KPK Tetapkan Bupati Purbalingga Tasdi Tersangka Suap Pembangunan Islamic Center

Selain Bupati Tasdi, KPK juga menetapkan empat orang lainnya sebagai tersangka.

oleh Fachrur Rozie diperbarui 05 Jun 2018, 21:41 WIB
Bupati Purbalingga Tasdi mengacungkan salam saat tiba di Gedung KPK, Jakarta, Selasa (5/6). Tasdi terjaring Operasi Tangkap Tangan KPK bersama lima orang lainya yakni sejumlah pejabat daerah Purbalingga dan pihak swasta. (Merdeka.com/Dwi Narwoko)

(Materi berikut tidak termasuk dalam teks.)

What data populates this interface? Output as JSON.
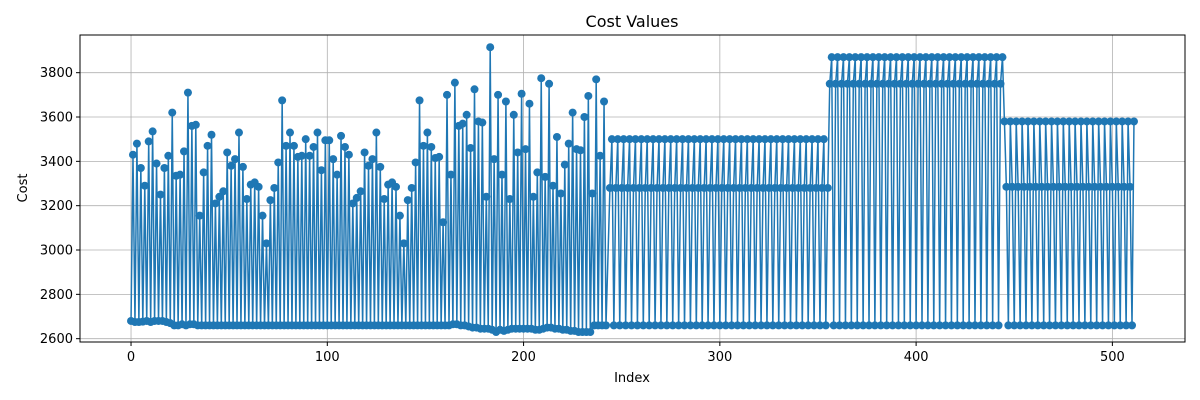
{
  "chart_data": {
    "type": "line",
    "title": "Cost Values",
    "xlabel": "Index",
    "ylabel": "Cost",
    "xlim": [
      -26,
      537
    ],
    "ylim": [
      2585,
      3970
    ],
    "xticks": [
      0,
      100,
      200,
      300,
      400,
      500
    ],
    "yticks": [
      2600,
      2800,
      3000,
      3200,
      3400,
      3600,
      3800
    ],
    "grid": true,
    "legend": "none",
    "color": "#1f77b4",
    "marker": "circle",
    "series": [
      {
        "values": [
          2680,
          3430,
          2675,
          3480,
          2675,
          3370,
          2677,
          3290,
          2680,
          3490,
          2675,
          3535,
          2680,
          3390,
          2680,
          3250,
          2680,
          3370,
          2675,
          3425,
          2670,
          3620,
          2660,
          3335,
          2660,
          3340,
          2665,
          3445,
          2660,
          3710,
          2665,
          3560,
          2665,
          3565,
          2660,
          3155,
          2660,
          3350,
          2660,
          3470,
          2660,
          3520,
          2660,
          3210,
          2660,
          3240,
          2660,
          3265,
          2660,
          3440,
          2660,
          3380,
          2660,
          3410,
          2660,
          3530,
          2660,
          3375,
          2660,
          3230,
          2660,
          3295,
          2660,
          3305,
          2660,
          3285,
          2660,
          3155,
          2660,
          3030,
          2660,
          3225,
          2660,
          3280,
          2660,
          3395,
          2660,
          3675,
          2660,
          3470,
          2660,
          3530,
          2660,
          3470,
          2660,
          3420,
          2660,
          3425,
          2660,
          3500,
          2660,
          3425,
          2660,
          3465,
          2660,
          3530,
          2660,
          3360,
          2660,
          3495,
          2660,
          3495,
          2660,
          3410,
          2660,
          3340,
          2660,
          3515,
          2660,
          3465,
          2660,
          3430,
          2660,
          3210,
          2660,
          3235,
          2660,
          3265,
          2660,
          3440,
          2660,
          3380,
          2660,
          3410,
          2660,
          3530,
          2660,
          3375,
          2660,
          3230,
          2660,
          3295,
          2660,
          3305,
          2660,
          3285,
          2660,
          3155,
          2660,
          3030,
          2660,
          3225,
          2660,
          3280,
          2660,
          3395,
          2660,
          3675,
          2660,
          3470,
          2660,
          3530,
          2660,
          3465,
          2660,
          3415,
          2660,
          3420,
          2660,
          3125,
          2660,
          3700,
          2660,
          3340,
          2665,
          3755,
          2665,
          3560,
          2660,
          3570,
          2660,
          3610,
          2655,
          3460,
          2650,
          3725,
          2650,
          3580,
          2645,
          3575,
          2645,
          3240,
          2645,
          3915,
          2640,
          3410,
          2630,
          3700,
          2640,
          3340,
          2635,
          3670,
          2640,
          3230,
          2645,
          3610,
          2645,
          3440,
          2645,
          3705,
          2645,
          3455,
          2645,
          3660,
          2645,
          3240,
          2640,
          3350,
          2640,
          3775,
          2645,
          3330,
          2650,
          3750,
          2650,
          3290,
          2645,
          3510,
          2645,
          3255,
          2640,
          3385,
          2640,
          3480,
          2635,
          3620,
          2635,
          3455,
          2630,
          3450,
          2630,
          3600,
          2630,
          3695,
          2630,
          3255,
          2660,
          3770,
          2660,
          3425,
          2660,
          3670,
          2660
        ]
      },
      {
        "pattern": [
          3280,
          3500,
          2660
        ],
        "start_index": 244,
        "end_index": 355
      },
      {
        "pattern": [
          3750,
          3870,
          2660
        ],
        "start_index": 356,
        "end_index": 444
      },
      {
        "pattern": [
          3580,
          3285,
          2660
        ],
        "start_index": 445,
        "end_index": 511
      }
    ]
  }
}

Liputan6.com, Jakarta - Komisi Pemberantasan Korupsi (KPK) menetapkan Bupati Purbalingga Tasdi sebagai tersangka kasus dugaan suap pembangunan Purbalingga Islamic Center. Penetapan dilakukan usai memeriksa 1x24 jam pasca operasi tangkap tangan (OTT) pada Senin 4 Juni 2018.

"KPK meningkatkan status penangan perkara ke tingkat penyidikan," ujar Wakil Ketua KPK Saut Situmorang dalam jumpa pers di Gedung KPK, Kuningan, Jakarta Selatan, Selasa (5/6/2018).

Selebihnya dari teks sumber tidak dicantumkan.